The planned mall is the second in the Washington area for DeBartolo, which owns and operates dozens of major shopping centers around the nation. DeBartolo is currently developing a mall at the Bowie New Town Center project in Maryland.
Within a 25-mile radius of the future site of the William Center Mall, there are already three existing shopping centers, a fourth under construction and a fifth in the planning stage. Local retailing officials say William Center's main competitor is likely to be the 1.4-million-square-foot Fair Oaks mall at the intersection of Rte. 50 and I-66, which has 213 stores, including Hecht's, Woodward & Lothrop, Garfinckel's, Lord & Taylor, Sears, and J.C. Penney outlets.
DeBartolo and Hazel-Peterson officials said they expect their new mall to serve as "an enviable interceptor" to traffic that otherwise would be headed to Fair Oaks and other nearby shopping centers.
Gil Brooker, general manager of Fair Oaks, said he believed the area will be able to support both malls.
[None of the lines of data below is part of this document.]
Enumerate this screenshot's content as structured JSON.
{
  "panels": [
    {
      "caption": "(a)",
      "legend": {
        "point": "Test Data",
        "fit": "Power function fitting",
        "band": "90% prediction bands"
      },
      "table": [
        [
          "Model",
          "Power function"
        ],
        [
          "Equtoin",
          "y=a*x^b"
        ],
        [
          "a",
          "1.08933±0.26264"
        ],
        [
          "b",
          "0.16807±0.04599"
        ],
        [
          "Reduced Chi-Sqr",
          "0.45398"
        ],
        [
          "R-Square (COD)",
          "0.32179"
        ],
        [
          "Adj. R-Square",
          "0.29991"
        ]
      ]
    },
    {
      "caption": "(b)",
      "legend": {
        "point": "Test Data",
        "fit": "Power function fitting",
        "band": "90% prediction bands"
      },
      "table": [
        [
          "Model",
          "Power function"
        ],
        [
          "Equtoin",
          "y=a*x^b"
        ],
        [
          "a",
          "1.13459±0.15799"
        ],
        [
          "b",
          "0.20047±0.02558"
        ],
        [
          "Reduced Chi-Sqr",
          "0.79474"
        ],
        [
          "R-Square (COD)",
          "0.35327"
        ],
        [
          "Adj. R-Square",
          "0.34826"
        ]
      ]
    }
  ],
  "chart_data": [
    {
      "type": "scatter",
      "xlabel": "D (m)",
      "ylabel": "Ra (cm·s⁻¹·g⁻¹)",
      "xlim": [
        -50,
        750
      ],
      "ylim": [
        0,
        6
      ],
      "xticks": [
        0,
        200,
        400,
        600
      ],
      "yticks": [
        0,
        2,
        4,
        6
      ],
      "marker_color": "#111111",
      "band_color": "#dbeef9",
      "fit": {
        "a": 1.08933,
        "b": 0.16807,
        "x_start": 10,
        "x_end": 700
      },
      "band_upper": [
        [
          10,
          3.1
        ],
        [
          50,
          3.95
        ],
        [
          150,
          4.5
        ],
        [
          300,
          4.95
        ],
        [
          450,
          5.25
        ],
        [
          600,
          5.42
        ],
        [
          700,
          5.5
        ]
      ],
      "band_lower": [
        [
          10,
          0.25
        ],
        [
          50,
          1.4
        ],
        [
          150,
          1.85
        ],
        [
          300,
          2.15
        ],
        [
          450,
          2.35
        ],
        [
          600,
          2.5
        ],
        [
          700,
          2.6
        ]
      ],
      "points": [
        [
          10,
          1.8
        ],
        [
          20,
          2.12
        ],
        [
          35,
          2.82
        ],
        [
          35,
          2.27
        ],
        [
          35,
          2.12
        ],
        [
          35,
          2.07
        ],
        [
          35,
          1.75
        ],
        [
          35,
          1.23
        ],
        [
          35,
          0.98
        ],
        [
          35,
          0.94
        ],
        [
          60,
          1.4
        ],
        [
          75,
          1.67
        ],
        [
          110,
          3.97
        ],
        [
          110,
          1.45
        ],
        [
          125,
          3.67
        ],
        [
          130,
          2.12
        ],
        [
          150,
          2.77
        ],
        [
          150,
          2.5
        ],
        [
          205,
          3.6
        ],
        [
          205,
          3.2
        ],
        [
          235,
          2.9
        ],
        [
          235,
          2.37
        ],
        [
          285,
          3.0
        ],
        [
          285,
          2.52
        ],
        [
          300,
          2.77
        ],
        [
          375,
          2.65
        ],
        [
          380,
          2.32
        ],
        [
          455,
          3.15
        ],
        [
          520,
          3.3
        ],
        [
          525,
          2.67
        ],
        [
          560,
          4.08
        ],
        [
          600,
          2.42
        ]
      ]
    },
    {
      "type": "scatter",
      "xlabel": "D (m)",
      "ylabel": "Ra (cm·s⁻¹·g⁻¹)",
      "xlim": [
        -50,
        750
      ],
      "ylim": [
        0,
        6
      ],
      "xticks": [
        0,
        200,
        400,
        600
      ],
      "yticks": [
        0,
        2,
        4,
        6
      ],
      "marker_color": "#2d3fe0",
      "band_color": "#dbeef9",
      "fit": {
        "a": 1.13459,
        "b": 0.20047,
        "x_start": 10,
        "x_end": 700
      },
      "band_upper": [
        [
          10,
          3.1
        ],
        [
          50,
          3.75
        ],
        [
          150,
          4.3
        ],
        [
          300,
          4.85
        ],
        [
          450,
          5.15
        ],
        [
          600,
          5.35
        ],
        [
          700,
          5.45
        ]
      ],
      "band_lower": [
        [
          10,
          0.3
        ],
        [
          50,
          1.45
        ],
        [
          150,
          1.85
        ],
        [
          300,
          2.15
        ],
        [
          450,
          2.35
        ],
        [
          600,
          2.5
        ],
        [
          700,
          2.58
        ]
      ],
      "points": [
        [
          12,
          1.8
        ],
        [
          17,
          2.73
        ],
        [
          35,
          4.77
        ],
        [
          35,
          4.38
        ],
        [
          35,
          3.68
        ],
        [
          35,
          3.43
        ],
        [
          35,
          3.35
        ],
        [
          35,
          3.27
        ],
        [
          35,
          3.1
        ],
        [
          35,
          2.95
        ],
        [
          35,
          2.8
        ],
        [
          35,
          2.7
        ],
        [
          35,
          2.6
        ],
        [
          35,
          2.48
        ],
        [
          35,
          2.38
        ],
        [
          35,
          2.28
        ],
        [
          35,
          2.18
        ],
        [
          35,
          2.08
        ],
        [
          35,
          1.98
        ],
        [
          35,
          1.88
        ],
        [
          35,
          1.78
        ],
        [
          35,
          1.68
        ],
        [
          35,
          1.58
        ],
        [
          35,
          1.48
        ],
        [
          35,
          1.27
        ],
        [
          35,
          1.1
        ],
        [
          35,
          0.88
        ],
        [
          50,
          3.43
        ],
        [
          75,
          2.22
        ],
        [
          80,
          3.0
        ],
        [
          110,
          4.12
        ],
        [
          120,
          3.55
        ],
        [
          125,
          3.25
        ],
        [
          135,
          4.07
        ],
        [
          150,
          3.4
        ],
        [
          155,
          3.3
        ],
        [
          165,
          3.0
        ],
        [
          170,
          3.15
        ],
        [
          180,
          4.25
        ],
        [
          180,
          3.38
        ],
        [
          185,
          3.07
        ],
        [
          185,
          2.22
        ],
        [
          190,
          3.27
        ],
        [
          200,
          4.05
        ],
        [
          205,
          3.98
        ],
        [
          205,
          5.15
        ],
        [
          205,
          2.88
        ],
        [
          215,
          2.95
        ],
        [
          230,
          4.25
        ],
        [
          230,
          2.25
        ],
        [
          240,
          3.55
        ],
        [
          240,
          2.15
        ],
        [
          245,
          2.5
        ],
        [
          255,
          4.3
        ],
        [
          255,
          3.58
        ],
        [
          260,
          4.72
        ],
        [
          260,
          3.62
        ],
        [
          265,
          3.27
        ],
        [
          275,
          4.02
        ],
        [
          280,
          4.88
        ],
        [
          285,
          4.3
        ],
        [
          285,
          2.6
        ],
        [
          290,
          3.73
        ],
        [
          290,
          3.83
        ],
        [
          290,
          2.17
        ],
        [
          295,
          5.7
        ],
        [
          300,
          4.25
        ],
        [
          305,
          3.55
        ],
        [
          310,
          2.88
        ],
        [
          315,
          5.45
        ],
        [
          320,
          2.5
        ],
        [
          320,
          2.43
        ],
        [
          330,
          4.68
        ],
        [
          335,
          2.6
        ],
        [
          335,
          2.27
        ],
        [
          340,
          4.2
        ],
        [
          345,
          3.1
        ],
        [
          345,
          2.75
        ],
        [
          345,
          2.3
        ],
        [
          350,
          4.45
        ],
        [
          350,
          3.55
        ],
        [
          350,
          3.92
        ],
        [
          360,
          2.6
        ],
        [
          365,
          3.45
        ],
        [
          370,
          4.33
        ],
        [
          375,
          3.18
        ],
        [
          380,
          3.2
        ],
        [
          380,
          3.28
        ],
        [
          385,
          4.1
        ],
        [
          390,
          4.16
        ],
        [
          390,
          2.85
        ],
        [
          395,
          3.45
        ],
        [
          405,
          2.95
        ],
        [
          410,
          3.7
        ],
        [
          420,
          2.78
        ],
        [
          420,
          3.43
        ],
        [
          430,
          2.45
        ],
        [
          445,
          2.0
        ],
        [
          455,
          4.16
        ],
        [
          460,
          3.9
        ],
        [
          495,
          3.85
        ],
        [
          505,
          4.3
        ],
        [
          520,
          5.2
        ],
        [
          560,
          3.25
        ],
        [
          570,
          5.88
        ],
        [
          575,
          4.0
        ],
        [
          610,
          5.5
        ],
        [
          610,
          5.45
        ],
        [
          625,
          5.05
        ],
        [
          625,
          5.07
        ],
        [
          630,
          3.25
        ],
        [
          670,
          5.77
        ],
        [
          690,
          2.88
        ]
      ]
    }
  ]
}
The more the competition, the greater the choice consumers will have, he said.
"I think it all depends on the quality of stores in the center," Brooker said. "We know that we have quality here and that we have a broad selection of stores that serves all segments of the consumer market."
Sokolov said, "We feel we're far enough away from Fair Oaks for our project to work."
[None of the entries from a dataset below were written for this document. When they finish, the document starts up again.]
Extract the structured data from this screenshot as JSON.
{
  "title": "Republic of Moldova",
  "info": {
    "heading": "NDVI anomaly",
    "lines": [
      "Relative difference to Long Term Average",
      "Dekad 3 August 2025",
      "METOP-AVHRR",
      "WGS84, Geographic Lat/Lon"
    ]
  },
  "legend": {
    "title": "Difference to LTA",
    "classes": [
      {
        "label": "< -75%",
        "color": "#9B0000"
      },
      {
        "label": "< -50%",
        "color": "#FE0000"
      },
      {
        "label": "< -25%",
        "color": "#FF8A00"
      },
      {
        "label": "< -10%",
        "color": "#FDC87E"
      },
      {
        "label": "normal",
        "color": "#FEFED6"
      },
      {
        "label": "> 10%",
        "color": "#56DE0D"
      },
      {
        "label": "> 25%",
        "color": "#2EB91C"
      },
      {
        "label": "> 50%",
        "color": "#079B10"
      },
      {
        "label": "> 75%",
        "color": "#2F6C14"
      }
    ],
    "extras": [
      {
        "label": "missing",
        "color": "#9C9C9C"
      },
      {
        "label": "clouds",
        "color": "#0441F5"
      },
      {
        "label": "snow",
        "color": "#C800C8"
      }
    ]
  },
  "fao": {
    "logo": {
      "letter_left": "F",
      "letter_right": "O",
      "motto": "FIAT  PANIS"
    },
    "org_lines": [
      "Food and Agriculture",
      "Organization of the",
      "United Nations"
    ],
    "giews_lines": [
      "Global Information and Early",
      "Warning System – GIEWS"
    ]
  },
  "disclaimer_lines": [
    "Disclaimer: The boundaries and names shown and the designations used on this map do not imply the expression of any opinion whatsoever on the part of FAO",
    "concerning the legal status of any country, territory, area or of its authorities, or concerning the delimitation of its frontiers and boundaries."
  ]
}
Tysons Corner Shopping Center and the new Tyson II mall, as well as the planned Dulles Town Center (formerly Windmill) regional shopping center being developed by Lerner Cos. at Rtes. 7 and 28 in Loudoun County also are expected to provide competition for the new mall. In addition, Potomac Mills, a 1.3 million-square-foot discount retail shopping center, is located in Prince William County off I-95 in Woodbridge -- about 20 miles south of William Center.
The planned mall will tap into one of the Washington area's fastest-growing counties. Prince William had an average family income of $44,889 and a population of more than 200,000 last year. The county's population is projected to reach 240,000 by 1990 and more than 300,000 by the year 2000, according to county officials.
The rapid growth, however, isn't sitting well with many local residents and Civil War history buffs, who have opposed William Center since Hazel/Peterson officials first suggested the project as an office and residential complex two years ago. Many residents said they fear that William Center will destroy an area known for its rich farmlands and grassy battlefields.
"It would destroy western Prince William and it would destroy the battlefield," said Annie D. Snyder, a leading civic activist who lives near William Center. "How long do you think this rural area could survive the influx of all those people who would come with a mall? ... We'll fight it with everything we've got."
Neighbors of the planned project also complained yesterday that they were not aware that Hazel/Peterson had planned a shopping mall for the site.
"I feel we've been deceived," said Philomena Hefter, a western Prince William resident.
John T. (Til) Hazel, an owner of Hazel/Peterson, said yesterday that his firm had been trying to attract a major corporate headquarters to the property, but recently decided that a mall was needed as a "catalytic agent" to attract corporate offices on the remaining acreage at William Center.
"That's been the history of malls all over the country -- that they bring along offices," Hazel said.
Disgruntled county residents may have no opportunity to challenge the shopping center, however. The William Center property was rezoned by the Board of County Supervisors in 1986, shortly after Hazel/Peterson purchased the land, and county officials said yesterday that the site plan filed by Hazel-Peterson yesterday must be approved only by the county's Department of Development Administration. No public hearings or additional action by the supervisors are expected, the officials said.